You know, I’m pretty sure this creativity crash is all part of my grieving. It’s only just been over a couple of months since my dad died. Odd thing is, if you ask me how I’m coping I’ll probably say OK. In truth, deep down, all is not as well as it would seem on the surface. There’s an underlying numbness and disassociation which I just can’t shake. Some days even getting out of bed is a struggle.

And now here I am, back home, trying to reignite the spark. These pages may be painting free for a while, please bear with me.

6 thoughts on “Creativity Crash”

  1. I read through with great interest and was saying to myself that you are putting yourself under pressure and far too soon after your fathers funeral to do anything. Be kind and caring to yourself and all will be well, the visions of Cornwall will remain with you and will spill out onto the canvas when you are ready, trust me.

    1. Thanks for your kind words Chris. You are right of course, it’s difficult sometimes to step back and get a sense of perspective and let things take their natural course. I’m often my own worst enemy. It’s a weird feeling, knowing something so familiar and personal is missing, and not being able to find and reconnect with it.

      I look forward to when time has run it’s course and the raw emotions have softened. Meanwhile I’ll take it as it comes. If I fancy painting, I will, if not then the garden’s set for a good make over! Take care.

  2. I went through a ‘what’s it all for?’ period after my Mum died. I found a lot of solace in doing still life drawings of some of her things, usually items she had kept for a long time. I didn’t always know why she had kept them, an old pair of leather gloves, a worn out purse, old sewing paraphernalia … It really helped me to feel a connection. Grieving takes huge amounts of mental energy, so try and rest if you can.
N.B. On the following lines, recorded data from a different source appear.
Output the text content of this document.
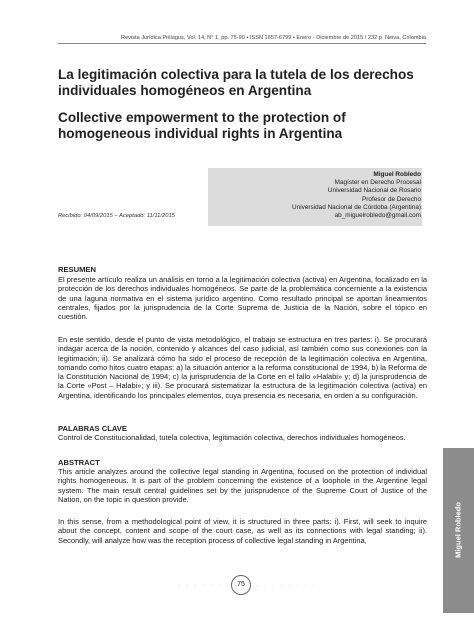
Revista Jurídica Piélagus, Vol. 14, N° 1, pp. 75-90 • ISSN 1657-6799 • Enero - Diciembre de 2015 / 232 p. Neiva, Colombia
La legitimación colectiva para la tutela de los derechos individuales homogéneos en Argentina
Collective empowerment to the protection of homogeneous individual rights in Argentina
Miguel Robledo
Magíster en Derecho Procesal
Universidad Nacional de Rosario
Profesor de Derecho
Universidad Nacional de Córdoba (Argentina)
ab_miguelrobledo@gmail.com
Recibido: 04/09/2015 – Aceptado: 11/11/2015
RESUMEN
El presente artículo realiza un análisis en torno a la legitimación colectiva (activa) en Argentina, focalizado en la protección de los derechos individuales homogéneos. Se parte de la problemática concerniente a la existencia de una laguna normativa en el sistema jurídico argentino. Como resultado principal se aportan lineamientos centrales, fijados por la jurisprudencia de la Corte Suprema de Justicia de la Nación, sobre el tópico en cuestión.
En este sentido, desde el punto de vista metodológico, el trabajo se estructura en tres partes: i). Se procurará indagar acerca de la noción, contenido y alcances del caso judicial, así también como sus conexiones con la legitimación; ii). Se analizará cómo ha sido el proceso de recepción de la legitimación colectiva en Argentina, tomando como hitos cuatro etapas: a) la situación anterior a la reforma constitucional de 1994, b) la Reforma de la Constitución Nacional de 1994; c) la jurisprudencia de la Corte en el fallo «Halabi» y; d) la jurisprudencia de la Corte «Post – Halabi»; y iii). Se procurará sistematizar la estructura de la legitimación colectiva (activa) en Argentina, identificando los principales elementos, cuya presencia es necesaria, en orden a su configuración.
PALABRAS CLAVE
Control de Constitucionalidad, tutela colectiva, legitimación colectiva, derechos individuales homogéneos.
ABSTRACT
This article analyzes around the collective legal standing in Argentina, focused on the protection of individual rights homogeneous. It is part of the problem concerning the existence of a loophole in the Argentine legal system. The main result central guidelines set by the jurisprudence of the Supreme Court of Justice of the Nation, on the topic in question provide.
In this sense, from a methodological point of view, it is structured in three parts: i). First, will seek to inquire about the concept, content and scope of the court case, as well as its connections with legal standing; ii). Secondly, will analyze how was the reception process of collective legal standing in Argentina,	Miguel Robledo
· · · · · · · ·
75	· · · · · · · ·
    1. Speaking with other creatives this sort of shut down sounds like a fairly common reaction. And you’re right, grieving does takes a lot of mental resources so it’s not surprising that all the energy just drains away.
      Your still life idea is interesting, although I’ve yet to start properly going through my dad’s things. It’s going to be doubly hard as all mum’s things are still in the house too, untouched since 2004. Might be something to consider. Thanks Viv.

  3. Can’t really add anything more to the insightful comments above regarding your creative crash – other than I’m sure it’s only a matter of time before the creative pick-up truck trundles along!
    Regarding Facebook – not being burdened with friends, I tend to use my personal account mostly for business and my ‘art page’ as an interactive portfolio – not that I’m very active on either at the moment!

    1. Thanks Andy, let’s hope it doesn’t get stuck in traffic! I know it will return.